A quick rant which I suspect might be well-received in gopherspace:

Over the past month a much higher proportion than usual of my trips to
the bathroom have taken place on planes or in airports, on trains or
in train stations, in petrol stations, restaurants and other
not-remotely-homely locations.  As a result, I'm well and truly sick
and tired of robot bathrooms, where it seems like just about anything
which can be automated will be automated, although very rarely well.
Sometimes this extends even to flushing the toilet when you stand up,
but the most common targets are getting soap onto your hands, getting
water running over your hands and then drying them.
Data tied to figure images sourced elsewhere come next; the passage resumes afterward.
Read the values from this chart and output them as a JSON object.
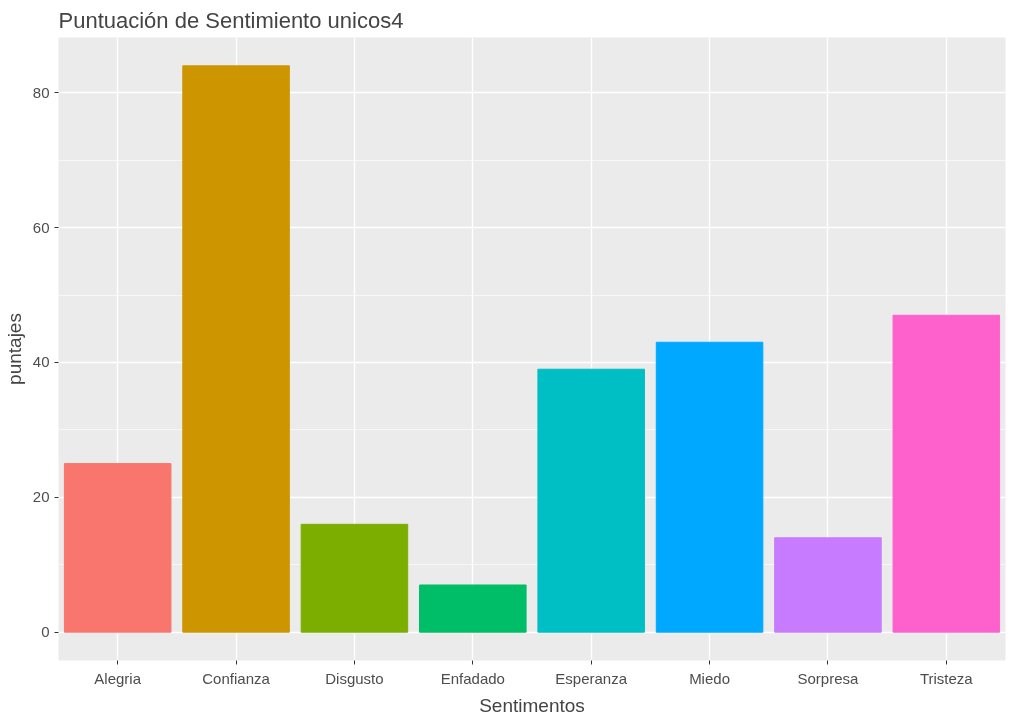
{
  "chart_data": {
    "type": "bar",
    "title": "Puntuación de Sentimiento unicos4",
    "xlabel": "Sentimentos",
    "ylabel": "puntajes",
    "categories": [
      "Alegria",
      "Confianza",
      "Disgusto",
      "Enfadado",
      "Esperanza",
      "Miedo",
      "Sorpresa",
      "Tristeza"
    ],
    "values": [
      25,
      84,
      16,
      7,
      39,
      43,
      14,
      47
    ],
    "colors": [
      "#f8766d",
      "#cd9600",
      "#7cae00",
      "#00be67",
      "#00bfc4",
      "#00a9ff",
      "#c77cff",
      "#ff61cc"
    ],
    "ylim": [
      -4.2,
      88.2
    ],
    "yticks": [
      0,
      20,
      40,
      60,
      80
    ],
    "grid": true
  }
}
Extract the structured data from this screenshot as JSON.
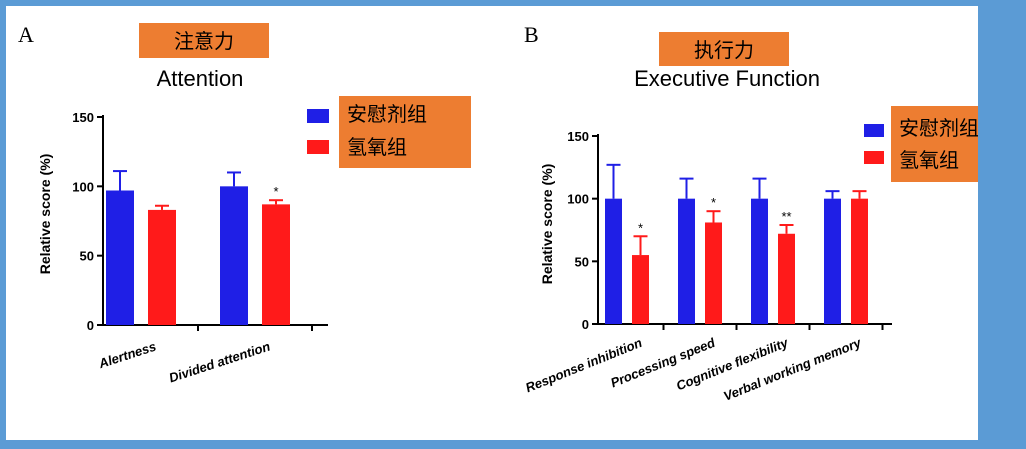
{
  "colors": {
    "placebo": "#1f1fe6",
    "hydrogen": "#ff1a1a",
    "label_box": "#ed7d31",
    "border": "#5b9bd5"
  },
  "chart_data": [
    {
      "panel_letter": "A",
      "cn_title": "注意力",
      "title": "Attention",
      "type": "bar",
      "ylabel": "Relative score (%)",
      "ylim": [
        0,
        150
      ],
      "yticks": [
        0,
        50,
        100,
        150
      ],
      "categories": [
        "Alertness",
        "Divided attention"
      ],
      "legend": [
        "安慰剂组",
        "氢氧组"
      ],
      "series": [
        {
          "name": "安慰剂组",
          "values": [
            97,
            100
          ],
          "errors": [
            14,
            10
          ],
          "color": "#1f1fe6"
        },
        {
          "name": "氢氧组",
          "values": [
            83,
            87
          ],
          "errors": [
            3,
            3
          ],
          "color": "#ff1a1a",
          "significance": [
            "",
            "*"
          ]
        }
      ]
    },
    {
      "panel_letter": "B",
      "cn_title": "执行力",
      "title": "Executive Function",
      "type": "bar",
      "ylabel": "Relative score  (%)",
      "ylim": [
        0,
        150
      ],
      "yticks": [
        0,
        50,
        100,
        150
      ],
      "categories": [
        "Response inhibition",
        "Processing speed",
        "Cognitive flexibility",
        "Verbal working memory"
      ],
      "legend": [
        "安慰剂组",
        "氢氧组"
      ],
      "series": [
        {
          "name": "安慰剂组",
          "values": [
            100,
            100,
            100,
            100
          ],
          "errors": [
            27,
            16,
            16,
            6
          ],
          "color": "#1f1fe6"
        },
        {
          "name": "氢氧组",
          "values": [
            55,
            81,
            72,
            100
          ],
          "errors": [
            15,
            9,
            7,
            6
          ],
          "color": "#ff1a1a",
          "significance": [
            "*",
            "*",
            "**",
            ""
          ]
        }
      ]
    }
  ]
}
It's not uncommon for this entire three-part process to rely on
various sensors for turning things on and off.  It's very common for
at least one stage in the process to either not work at all, or to
work very poorly indeed: say, the water or the hot air comes on when
you put your hands in the right place but if you move your hands by
more than an inch or so it cuts out, so if you want to actually wash
or dry your hands enough to make a difference you get this irritating
lowfrequency pulse-width modulation system happening.  Or maybe the
sensor turns the water on, but it gets switched off after
approximately one quarter of the amount of time it takes to properly
wash your hands.  It hasn't happened to me yet, but I live in fear of
the inevitable day that I get a nice big blob of soap
precision-delivered to my open palm and then find that none of the
taps will turn on at all, and there's no paper towel to wipe it off
with, just automatic hand driers...

Given that this stuff often works so badly, and/or breaks down much
more often than "old fashioned" bathrooms (you know, the kind we all
survive perfectly well using at home), one has to wonder why we so
routinely bother with the extra expense and environmental impact.
Many people will mention, no doubt, that it's more hygenic to use
sensors so people aren't all touching the same germy surfaces.
There's something to this, I'm sure, but it doesn't apply to soap
dispensers (which you only touch immediately prior to washing your
hands with soapy water), and I think that in approximately half of
robot bathroom encounters, the first thing you do after washing your
hands is to touch a germy door handle on the way out, which seems
rather to defeat the point.  It feels, like so many things, like
technology for the sake of technology, with only quite flimsy
arguments in its favour.  The few times I encountered a fully manual
bathroom in my travels, I honestly found it a small relief.